On 08/13/2013 12:09 PM, Merlin Moncure wrote:
On Tue, Aug 13, 2013 at 10:12 AM, Hannu Krosing <ha...@2ndquadrant.com> wrote:
On 08/13/2013 03:25 PM, Merlin Moncure wrote:
I chatted about this on IRC for a bit.  Apparently, updatability of
views is a mandatory feature in the sql standard and by relying on the
read-only-ness you were relying on non-standard behavior essentially.
I admit this is a pretty big pain (and I'm a real stickler for
backwards compatibility) but it's pretty hard to argue with the
standard.   Workarounds are to revoke various privileges.
Perhaps pg_dump from 9.3 should add REVOKE ALL ...; GRANT SELECT ...;
when dumping views from older postgreSQL versions ?

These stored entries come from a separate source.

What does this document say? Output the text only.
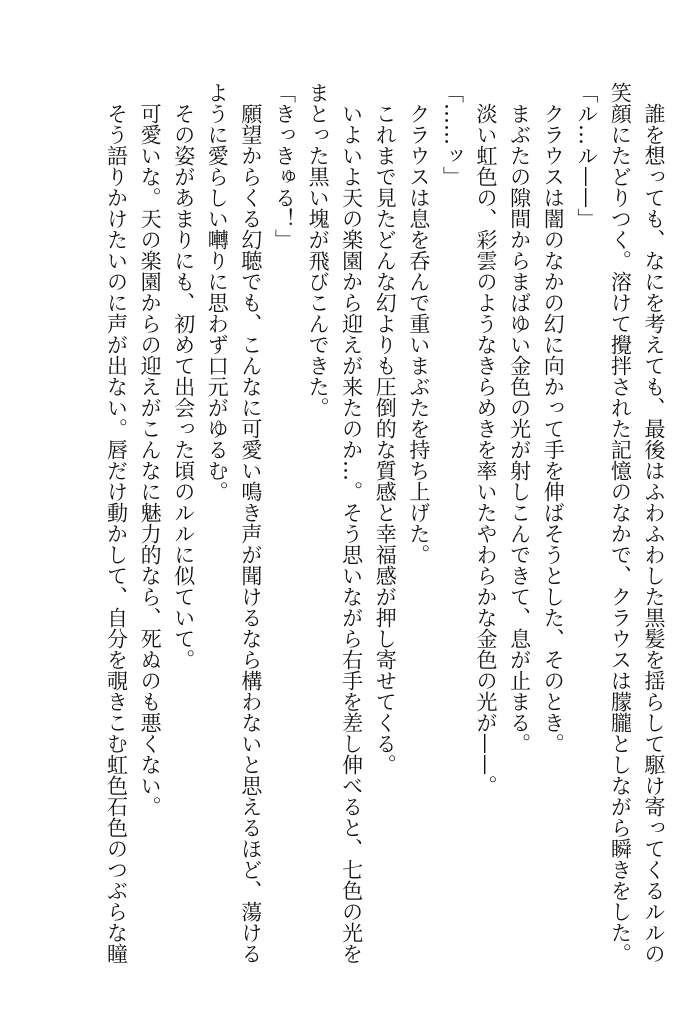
　誰を想っても、なにを考えても、最後はふわふわした黒髪を揺らして駆け寄ってくるルルの

笑顔にたどりつく。溶けて攪拌された記憶のなかで、クラウスは朦朧としながら瞬きをした。

「ル…ル——」

　クラウスは闇のなかの幻に向かって手を伸ばそうとした、そのとき。

　まぶたの隙間からまばゆい金色の光が射しこんできて、息が止まる。

　淡い虹色の、彩雲のようなきらめきを率いたやわらかな金色の光が——。

「……ッ」

　クラウスは息を呑んで重いまぶたを持ち上げた。

　これまで見たどんな幻よりも圧倒的な質感と幸福感が押し寄せてくる。

　いよいよ天の楽園から迎えが来たのか…。そう思いながら右手を差し伸べると、七色の光を

まとった黒い塊が飛びこんできた。

「きっきゅる！」

　願望からくる幻聴でも、こんなに可愛い鳴き声が聞けるなら構わないと思えるほど、蕩ける

ように愛らしい囀りに思わず口元がゆるむ。

　その姿があまりにも、初めて出会った頃のルルに似ていて。

　可愛いな。天の楽園からの迎えがこんなに魅力的なら、死ぬのも悪くない。

　そう語りかけたいのに声が出ない。唇だけ動かして、自分を覗きこむ虹色石色のつぶらな瞳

I thought so initially until I learned that views are expressly
read-write per the standard; we're not changing behavior but
implementing required functionality.  So (at the least) I don't think
it's fair to expect users who don't care about this point to have to
go re-GRANT the appropriate privs -- so if you did that I think it
would have to be an optional switch to pg_dump.  That said, it's
pretty much a given this is going to burn some people and given the
potential security considerations maybe some action is warranted.
Personally, I'd be satisfied with a dump time warning though or
perhaps a strongly worded note in the documentation?




In any case, using permissions is a somewhat leaky bandaid, since superusers have overriding access privileges anyway. A better way to do what the OP wants might be to have a view trigger that raises an exception.